The study, which has been published in the medical journal Brain, follows on from recent research carried out on the first participant Rob Summers. The subsequent trials were conducted on three other men, and included new tests on Summers. All the men involved in the study had been paralyzed from below the neck or chest for two years from a spinal cord injury. The study suggested that, as participants were able to move their arms and legs after the spinal device was implanted, some neural connections could be intact after trauma.
Lead author of the study, Claudia Angeli, said that in her opinion, the spinal implant was able to stimulate the spinal cord to sending simple messages to the brain, through pathways that was previously considered to be shut down after injury.
One participant, 29-year-old Dustin Shillcox, 29, was paralyzed after a car accident in 2010. In the study, an epidural stimulator was implanted into his lower back region and after five days he was able to move his toes and feet. Shillcox said: “It was very exciting and emotional. It brought me a lot of hope. The future is very exciting for people with spinal cord injuries.” Now he practices moving his legs in sessions for an hour a day, sometimes in a Superman tee-shirt for added inspiration and in a nod to the actor Christopher Reeve, who was himself paralyzed after a horse riding accident.
Angeli is keen to point out that the spinal implant is not a cure, and in the current stage of the study, the participants are only able to move their legs, toes and arms and for brief periods stand up, they cannot yet walk. She said: “Two of the four subjects were diagnosed as motor and sensory complete injured with no chance of recovery at all. Because of epidural stimulation, they can now voluntarily move their hips, ankles and toes. This is groundbreaking for the entire field and offers a new outlook that the spinal cord, even after a severe injury, has great potential for functional recovery.”

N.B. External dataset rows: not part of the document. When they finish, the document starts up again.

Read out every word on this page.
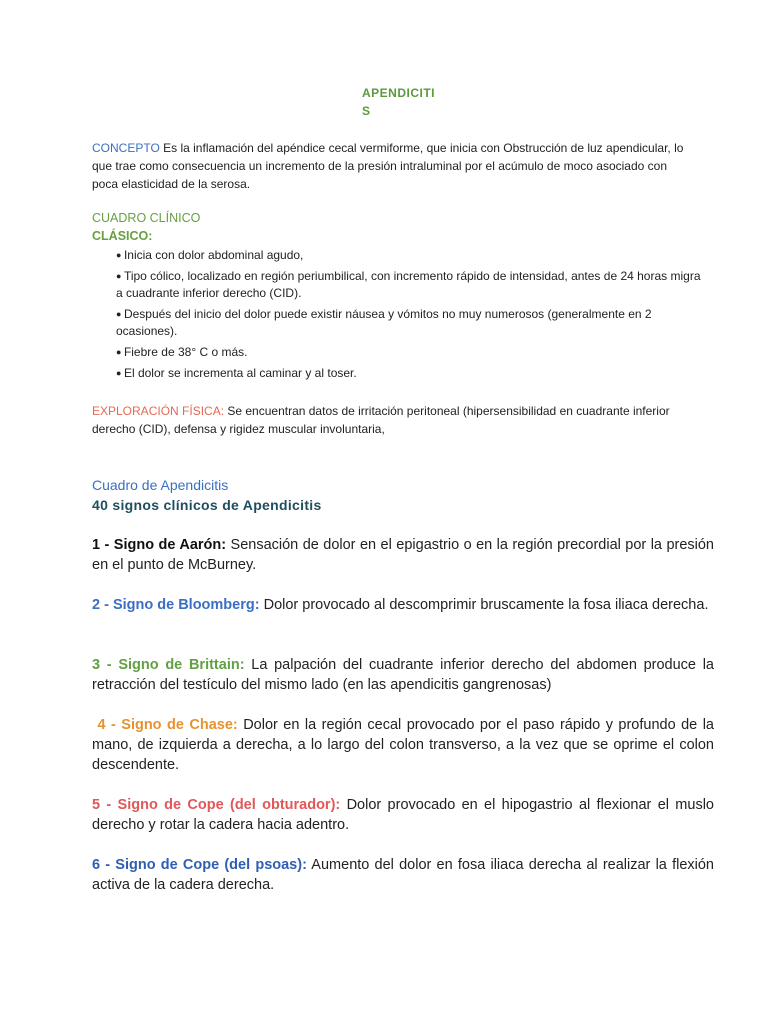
APENDICITI
S
CONCEPTO Es la inflamación del apéndice cecal vermiforme, que inicia con Obstrucción de luz apendicular, lo que trae como consecuencia un incremento de la presión intraluminal por el acúmulo de moco asociado con poca elasticidad de la serosa.
CUADRO CLÍNICO
CLÁSICO:
● Inicia con dolor abdominal agudo,
● Tipo cólico, localizado en región periumbilical, con incremento rápido de intensidad, antes de 24 horas migra a cuadrante inferior derecho (CID).
● Después del inicio del dolor puede existir náusea y vómitos no muy numerosos (generalmente en 2 ocasiones).
● Fiebre de 38° C o más.
● El dolor se incrementa al caminar y al toser.
EXPLORACIÓN FÍSICA: Se encuentran datos de irritación peritoneal (hipersensibilidad en cuadrante inferior derecho (CID), defensa y rigidez muscular involuntaria,
Cuadro de Apendicitis
40 signos clínicos de Apendicitis
1 - Signo de Aarón: Sensación de dolor en el epigastrio o en la región precordial por la presión en el punto de McBurney.
2 - Signo de Bloomberg: Dolor provocado al descomprimir bruscamente la fosa iliaca derecha.
3 - Signo de Brittain: La palpación del cuadrante inferior derecho del abdomen produce la retracción del testículo del mismo lado (en las apendicitis gangrenosas)
4 - Signo de Chase: Dolor en la región cecal provocado por el paso rápido y profundo de la mano, de izquierda a derecha, a lo largo del colon transverso, a la vez que se oprime el colon descendente.
5 - Signo de Cope (del obturador): Dolor provocado en el hipogastrio al flexionar el muslo derecho y rotar la cadera hacia adentro.
6 - Signo de Cope (del psoas): Aumento del dolor en fosa iliaca derecha al realizar la flexión activa de la cadera derecha.
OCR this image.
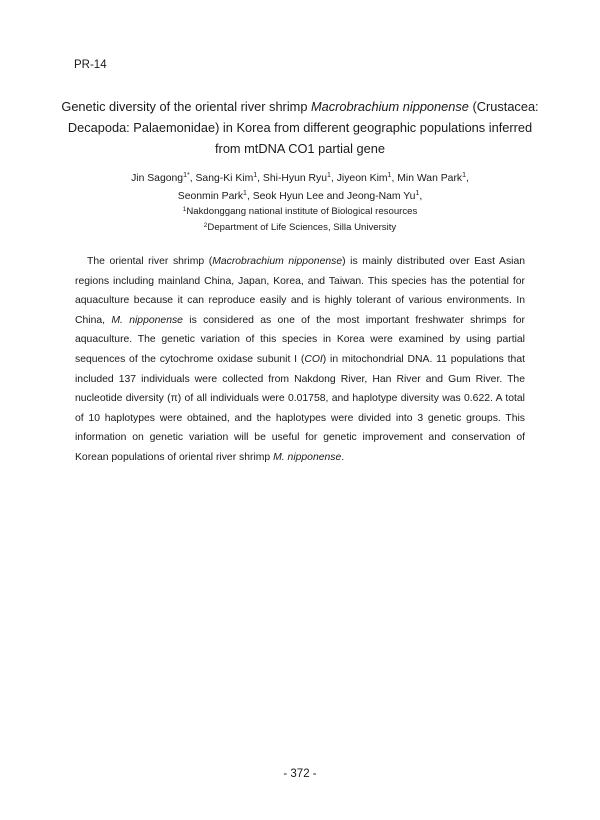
PR-14
Genetic diversity of the oriental river shrimp Macrobrachium nipponense (Crustacea:
Decapoda: Palaemonidae) in Korea from different geographic populations inferred
from mtDNA CO1 partial gene
Jin Sagong$^{1*}$, Sang-Ki Kim$^1$, Shi-Hyun Ryu$^1$, Jiyeon Kim$^1$, Min Wan Park$^1$,
Seonmin Park$^1$, Seok Hyun Lee and Jeong-Nam Yu$^1$,
$^1$Nakdonggang national institute of Biological resources
$^2$Department of Life Sciences, Silla University

The oriental river shrimp (Macrobrachium nipponense) is mainly distributed over East Asian regions including mainland China, Japan, Korea, and Taiwan. This species has the potential for aquaculture because it can reproduce easily and is highly tolerant of various environments. In China, M. nipponense is considered as one of the most important freshwater shrimps for aquaculture. The genetic variation of this species in Korea were examined by using partial sequences of the cytochrome oxidase subunit I (COI) in mitochondrial DNA. 11 populations that included 137 individuals were collected from Nakdong River, Han River and Gum River. The nucleotide diversity (π) of all individuals were 0.01758, and haplotype diversity was 0.622. A total of 10 haplotypes were obtained, and the haplotypes were divided into 3 genetic groups. This information on genetic variation will be useful for genetic improvement and conservation of Korean populations of oriental river shrimp M. nipponense.

- 372 -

The way the electrical device works is by mimicking the signals the brain would normally send to initiate movement. The triggered signals would enable the spinal cord to reconnect with the damaged neural network and start to direct movement again. And when these devices were used in conjunction with extensive physiotherapy, the effects were even more pronounced.
The new spinal device gives hope to millions of people who are paralyzed, and thought that they would never be able to move again.